Additional research revealed that synaptic elimination also can occur
in adult animals by this same process. Nabekura made electrophysiologic
measurements from fibers of injured muscles that were re-establishing connections
with nerves. During the transition to single-axon innervation, signals
from the losing axon had less and less effect on the muscle.
"We concluded that the process of synapse elimination at the neuromuscular
junction of adult animals is similar to that seen during development,"
Colman says. "So it's possible it also could occur in the adult brain."

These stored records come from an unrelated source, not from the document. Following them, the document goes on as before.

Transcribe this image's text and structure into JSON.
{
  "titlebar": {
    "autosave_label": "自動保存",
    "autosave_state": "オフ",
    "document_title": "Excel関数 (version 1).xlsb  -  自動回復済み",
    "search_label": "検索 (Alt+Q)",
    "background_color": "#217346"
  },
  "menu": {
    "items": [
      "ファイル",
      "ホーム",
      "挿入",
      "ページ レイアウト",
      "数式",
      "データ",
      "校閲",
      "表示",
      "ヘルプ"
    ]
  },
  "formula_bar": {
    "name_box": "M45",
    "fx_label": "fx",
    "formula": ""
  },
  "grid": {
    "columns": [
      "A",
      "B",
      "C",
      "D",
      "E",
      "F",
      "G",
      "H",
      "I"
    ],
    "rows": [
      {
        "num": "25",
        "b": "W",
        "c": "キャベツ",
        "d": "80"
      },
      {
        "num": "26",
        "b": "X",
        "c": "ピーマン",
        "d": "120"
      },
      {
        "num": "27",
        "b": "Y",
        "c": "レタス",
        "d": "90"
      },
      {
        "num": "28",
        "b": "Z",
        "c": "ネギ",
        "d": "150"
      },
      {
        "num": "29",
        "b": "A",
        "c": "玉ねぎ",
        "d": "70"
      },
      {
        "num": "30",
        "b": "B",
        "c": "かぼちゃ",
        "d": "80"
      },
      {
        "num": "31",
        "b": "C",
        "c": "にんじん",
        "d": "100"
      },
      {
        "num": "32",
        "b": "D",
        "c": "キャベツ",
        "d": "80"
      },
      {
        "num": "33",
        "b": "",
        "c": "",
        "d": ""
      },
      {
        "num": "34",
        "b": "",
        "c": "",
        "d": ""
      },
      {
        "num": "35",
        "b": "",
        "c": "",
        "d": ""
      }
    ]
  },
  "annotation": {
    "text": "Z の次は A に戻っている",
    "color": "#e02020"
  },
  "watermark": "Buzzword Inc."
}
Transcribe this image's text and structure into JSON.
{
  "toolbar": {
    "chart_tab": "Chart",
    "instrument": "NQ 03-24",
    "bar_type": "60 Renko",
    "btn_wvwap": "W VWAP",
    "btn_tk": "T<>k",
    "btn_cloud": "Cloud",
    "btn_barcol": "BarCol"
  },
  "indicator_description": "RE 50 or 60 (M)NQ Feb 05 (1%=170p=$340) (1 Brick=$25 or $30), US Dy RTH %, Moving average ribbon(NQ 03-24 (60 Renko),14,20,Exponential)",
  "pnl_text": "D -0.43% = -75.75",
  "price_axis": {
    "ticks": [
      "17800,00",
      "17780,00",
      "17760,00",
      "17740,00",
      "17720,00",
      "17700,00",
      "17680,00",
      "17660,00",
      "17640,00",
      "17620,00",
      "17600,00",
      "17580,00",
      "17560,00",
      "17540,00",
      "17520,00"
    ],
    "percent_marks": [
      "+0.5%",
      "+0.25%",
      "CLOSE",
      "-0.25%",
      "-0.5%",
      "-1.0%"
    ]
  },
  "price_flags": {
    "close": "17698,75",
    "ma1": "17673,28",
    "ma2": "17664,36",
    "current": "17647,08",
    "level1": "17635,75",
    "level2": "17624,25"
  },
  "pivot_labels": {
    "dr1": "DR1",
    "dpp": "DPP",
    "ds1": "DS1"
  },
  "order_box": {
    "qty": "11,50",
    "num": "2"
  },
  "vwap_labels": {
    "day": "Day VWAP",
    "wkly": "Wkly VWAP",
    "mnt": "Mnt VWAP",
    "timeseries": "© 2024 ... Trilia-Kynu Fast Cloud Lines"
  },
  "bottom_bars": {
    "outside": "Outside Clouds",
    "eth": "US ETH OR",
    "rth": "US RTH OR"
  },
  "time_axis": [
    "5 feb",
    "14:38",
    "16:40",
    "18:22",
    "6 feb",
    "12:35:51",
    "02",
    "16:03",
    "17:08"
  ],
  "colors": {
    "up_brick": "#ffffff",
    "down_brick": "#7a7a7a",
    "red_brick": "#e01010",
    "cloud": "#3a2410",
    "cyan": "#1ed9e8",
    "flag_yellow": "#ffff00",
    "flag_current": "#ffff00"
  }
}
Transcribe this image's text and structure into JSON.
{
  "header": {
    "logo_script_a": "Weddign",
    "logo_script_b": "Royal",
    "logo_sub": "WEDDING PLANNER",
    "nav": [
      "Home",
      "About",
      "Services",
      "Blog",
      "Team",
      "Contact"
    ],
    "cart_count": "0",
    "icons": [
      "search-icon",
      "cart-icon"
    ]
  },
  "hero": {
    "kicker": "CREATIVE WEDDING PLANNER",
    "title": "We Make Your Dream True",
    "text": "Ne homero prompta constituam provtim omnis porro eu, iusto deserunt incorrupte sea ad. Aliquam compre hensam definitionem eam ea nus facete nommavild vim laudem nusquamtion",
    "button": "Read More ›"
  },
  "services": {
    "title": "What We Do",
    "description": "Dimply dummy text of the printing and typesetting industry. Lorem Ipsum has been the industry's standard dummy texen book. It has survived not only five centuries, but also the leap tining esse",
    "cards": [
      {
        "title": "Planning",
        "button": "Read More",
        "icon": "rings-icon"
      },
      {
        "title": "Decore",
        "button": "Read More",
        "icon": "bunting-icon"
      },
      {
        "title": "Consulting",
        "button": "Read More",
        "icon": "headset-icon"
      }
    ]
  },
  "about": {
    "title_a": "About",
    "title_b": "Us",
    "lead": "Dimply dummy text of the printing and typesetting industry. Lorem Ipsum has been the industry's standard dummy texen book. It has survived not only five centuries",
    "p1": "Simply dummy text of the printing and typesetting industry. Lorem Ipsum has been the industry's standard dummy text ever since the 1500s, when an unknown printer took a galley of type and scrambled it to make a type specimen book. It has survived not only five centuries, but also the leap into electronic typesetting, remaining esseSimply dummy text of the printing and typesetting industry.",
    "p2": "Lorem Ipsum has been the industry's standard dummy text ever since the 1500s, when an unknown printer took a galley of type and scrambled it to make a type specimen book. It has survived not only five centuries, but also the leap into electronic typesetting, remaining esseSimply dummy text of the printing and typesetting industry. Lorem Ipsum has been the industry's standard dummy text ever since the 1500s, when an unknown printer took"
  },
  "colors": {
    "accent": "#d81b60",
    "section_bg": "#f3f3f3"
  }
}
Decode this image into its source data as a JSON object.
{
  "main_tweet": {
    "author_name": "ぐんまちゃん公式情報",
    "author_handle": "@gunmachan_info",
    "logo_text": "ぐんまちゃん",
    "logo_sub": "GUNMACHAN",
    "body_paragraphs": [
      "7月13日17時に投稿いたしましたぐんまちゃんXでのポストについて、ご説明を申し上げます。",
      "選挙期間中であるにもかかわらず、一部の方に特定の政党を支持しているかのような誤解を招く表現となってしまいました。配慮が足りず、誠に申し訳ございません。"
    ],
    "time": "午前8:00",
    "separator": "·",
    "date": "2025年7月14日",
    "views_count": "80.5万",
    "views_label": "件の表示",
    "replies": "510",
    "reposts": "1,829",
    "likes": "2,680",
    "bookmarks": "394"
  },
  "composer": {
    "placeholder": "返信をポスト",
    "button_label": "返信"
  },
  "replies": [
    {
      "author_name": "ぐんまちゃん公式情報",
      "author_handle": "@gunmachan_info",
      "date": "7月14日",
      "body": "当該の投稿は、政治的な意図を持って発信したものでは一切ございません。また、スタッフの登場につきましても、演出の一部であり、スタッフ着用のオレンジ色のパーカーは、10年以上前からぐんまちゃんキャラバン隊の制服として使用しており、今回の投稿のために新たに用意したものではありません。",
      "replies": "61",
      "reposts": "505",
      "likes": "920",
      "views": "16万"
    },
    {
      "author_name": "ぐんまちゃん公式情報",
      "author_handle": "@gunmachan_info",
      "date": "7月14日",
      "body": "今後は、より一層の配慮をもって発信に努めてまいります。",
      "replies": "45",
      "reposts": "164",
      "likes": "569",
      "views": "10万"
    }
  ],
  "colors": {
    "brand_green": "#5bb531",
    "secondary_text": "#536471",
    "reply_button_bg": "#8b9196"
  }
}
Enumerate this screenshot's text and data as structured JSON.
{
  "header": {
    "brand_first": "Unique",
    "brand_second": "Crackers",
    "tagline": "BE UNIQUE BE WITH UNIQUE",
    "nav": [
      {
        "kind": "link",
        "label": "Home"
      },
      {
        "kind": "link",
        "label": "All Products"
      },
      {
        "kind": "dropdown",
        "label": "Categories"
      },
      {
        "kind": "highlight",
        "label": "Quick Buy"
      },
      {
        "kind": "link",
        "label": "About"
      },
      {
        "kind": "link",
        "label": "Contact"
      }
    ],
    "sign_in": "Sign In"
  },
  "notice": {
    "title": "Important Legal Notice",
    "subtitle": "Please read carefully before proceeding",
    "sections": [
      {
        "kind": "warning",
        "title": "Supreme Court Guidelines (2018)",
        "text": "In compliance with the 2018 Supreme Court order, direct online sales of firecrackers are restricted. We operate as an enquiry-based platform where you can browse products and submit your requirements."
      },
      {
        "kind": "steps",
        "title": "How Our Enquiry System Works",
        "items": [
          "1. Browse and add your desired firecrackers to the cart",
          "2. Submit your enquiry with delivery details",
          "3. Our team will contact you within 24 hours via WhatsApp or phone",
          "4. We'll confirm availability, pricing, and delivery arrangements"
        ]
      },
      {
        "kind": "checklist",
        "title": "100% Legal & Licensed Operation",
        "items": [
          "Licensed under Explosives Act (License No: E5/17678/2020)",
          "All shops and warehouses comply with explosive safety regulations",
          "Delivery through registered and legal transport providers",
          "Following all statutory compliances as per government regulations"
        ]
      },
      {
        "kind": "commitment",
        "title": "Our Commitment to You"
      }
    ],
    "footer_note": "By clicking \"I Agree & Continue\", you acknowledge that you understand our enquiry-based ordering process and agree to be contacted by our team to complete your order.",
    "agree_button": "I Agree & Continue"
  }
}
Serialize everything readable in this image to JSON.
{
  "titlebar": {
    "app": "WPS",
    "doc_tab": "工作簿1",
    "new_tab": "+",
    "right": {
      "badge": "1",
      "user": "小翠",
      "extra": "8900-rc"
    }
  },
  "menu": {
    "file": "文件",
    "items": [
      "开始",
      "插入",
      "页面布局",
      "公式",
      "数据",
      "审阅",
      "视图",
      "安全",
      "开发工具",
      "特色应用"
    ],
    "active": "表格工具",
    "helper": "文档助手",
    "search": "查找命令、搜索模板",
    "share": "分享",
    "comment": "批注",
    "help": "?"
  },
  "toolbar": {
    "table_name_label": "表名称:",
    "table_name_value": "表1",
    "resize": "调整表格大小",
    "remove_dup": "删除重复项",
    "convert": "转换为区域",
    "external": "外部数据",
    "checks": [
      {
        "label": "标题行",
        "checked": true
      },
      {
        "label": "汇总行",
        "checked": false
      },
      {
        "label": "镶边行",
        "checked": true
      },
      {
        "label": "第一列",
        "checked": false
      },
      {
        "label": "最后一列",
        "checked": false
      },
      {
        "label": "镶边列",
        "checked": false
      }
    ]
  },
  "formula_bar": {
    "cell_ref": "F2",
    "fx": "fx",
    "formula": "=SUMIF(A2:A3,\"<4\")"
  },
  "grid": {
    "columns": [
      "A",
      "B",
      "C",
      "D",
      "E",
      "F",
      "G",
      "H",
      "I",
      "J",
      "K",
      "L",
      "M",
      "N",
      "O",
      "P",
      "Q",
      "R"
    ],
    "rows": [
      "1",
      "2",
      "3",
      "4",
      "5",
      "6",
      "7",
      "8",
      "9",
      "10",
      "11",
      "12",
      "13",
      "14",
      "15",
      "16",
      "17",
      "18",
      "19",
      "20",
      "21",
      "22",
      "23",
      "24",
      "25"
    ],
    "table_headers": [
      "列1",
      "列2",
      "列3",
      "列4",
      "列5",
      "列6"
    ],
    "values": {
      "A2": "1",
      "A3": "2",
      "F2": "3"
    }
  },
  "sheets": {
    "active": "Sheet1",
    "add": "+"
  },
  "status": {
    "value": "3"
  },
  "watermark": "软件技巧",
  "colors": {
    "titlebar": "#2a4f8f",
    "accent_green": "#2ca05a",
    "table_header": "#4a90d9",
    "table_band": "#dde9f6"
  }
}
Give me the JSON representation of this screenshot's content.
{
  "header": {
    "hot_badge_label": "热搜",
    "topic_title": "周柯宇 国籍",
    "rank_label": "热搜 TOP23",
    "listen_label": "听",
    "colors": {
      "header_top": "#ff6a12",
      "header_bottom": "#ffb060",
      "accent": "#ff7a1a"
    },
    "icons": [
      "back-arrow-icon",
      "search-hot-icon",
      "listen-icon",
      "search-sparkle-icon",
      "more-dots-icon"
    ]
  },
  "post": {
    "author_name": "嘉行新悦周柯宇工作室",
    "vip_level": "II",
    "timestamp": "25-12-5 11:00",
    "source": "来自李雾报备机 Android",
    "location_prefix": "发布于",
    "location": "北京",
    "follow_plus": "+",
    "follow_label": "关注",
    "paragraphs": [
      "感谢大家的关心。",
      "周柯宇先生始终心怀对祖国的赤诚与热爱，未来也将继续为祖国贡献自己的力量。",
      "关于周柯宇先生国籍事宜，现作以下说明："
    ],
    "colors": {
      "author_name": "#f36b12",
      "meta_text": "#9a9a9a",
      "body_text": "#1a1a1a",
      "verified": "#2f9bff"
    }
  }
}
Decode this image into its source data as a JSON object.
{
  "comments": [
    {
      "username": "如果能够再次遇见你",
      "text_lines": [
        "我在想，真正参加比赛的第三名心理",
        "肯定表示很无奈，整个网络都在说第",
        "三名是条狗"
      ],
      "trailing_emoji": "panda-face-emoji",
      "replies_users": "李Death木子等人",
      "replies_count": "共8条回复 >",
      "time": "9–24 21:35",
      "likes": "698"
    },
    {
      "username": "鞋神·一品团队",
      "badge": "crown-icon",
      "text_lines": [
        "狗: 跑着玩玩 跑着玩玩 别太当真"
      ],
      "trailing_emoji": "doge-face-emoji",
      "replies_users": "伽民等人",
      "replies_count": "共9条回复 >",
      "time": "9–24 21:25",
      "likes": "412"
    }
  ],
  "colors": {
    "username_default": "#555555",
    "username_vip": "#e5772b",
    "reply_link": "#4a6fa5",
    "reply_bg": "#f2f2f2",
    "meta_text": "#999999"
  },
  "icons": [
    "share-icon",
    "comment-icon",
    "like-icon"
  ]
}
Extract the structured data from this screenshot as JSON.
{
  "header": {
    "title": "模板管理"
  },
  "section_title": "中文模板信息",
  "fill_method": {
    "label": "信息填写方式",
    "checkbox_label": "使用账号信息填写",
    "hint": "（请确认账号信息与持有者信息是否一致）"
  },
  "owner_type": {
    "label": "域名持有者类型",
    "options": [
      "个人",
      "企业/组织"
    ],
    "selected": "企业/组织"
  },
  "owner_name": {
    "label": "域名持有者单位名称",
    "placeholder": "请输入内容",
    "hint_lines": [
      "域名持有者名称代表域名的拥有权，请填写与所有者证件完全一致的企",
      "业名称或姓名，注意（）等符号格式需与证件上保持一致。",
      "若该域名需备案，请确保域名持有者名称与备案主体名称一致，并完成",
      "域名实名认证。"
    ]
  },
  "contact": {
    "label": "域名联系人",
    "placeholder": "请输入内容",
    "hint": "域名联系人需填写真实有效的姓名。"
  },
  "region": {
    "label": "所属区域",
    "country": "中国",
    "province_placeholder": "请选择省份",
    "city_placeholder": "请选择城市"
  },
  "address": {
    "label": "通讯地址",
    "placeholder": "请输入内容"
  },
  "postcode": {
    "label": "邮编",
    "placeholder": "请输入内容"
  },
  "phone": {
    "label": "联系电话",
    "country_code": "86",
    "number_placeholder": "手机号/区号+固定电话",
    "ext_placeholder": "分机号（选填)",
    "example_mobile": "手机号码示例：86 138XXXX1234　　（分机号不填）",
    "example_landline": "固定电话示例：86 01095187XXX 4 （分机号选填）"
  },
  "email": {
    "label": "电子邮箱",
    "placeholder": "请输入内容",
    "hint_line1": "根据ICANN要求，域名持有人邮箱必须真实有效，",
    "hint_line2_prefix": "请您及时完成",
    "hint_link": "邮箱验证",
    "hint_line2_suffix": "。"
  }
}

No one knows how the brain preserves memories for long periods of time,
Lichtman stresses. "But the idea that learning involves loss of connections
requires the circuitry for associating any objects you might ever see to
be in your brain from birth," he says. "Making a logical connection
between a face and a name, for example, would involve preserving and strengthening
synaptic connections between certain neurons while eliminating those between
others. Our study links the large body of work that shows that experience
modifies synaptic strength to a structural mechanism that permanently disconnects
some axons and preserves others. If target cells in the brain could modify
their connections in the same way, that would be an effective way for experience
to permanently change the circuitry of the brain."
The research appeared in Science, 275, 356-361, 1997.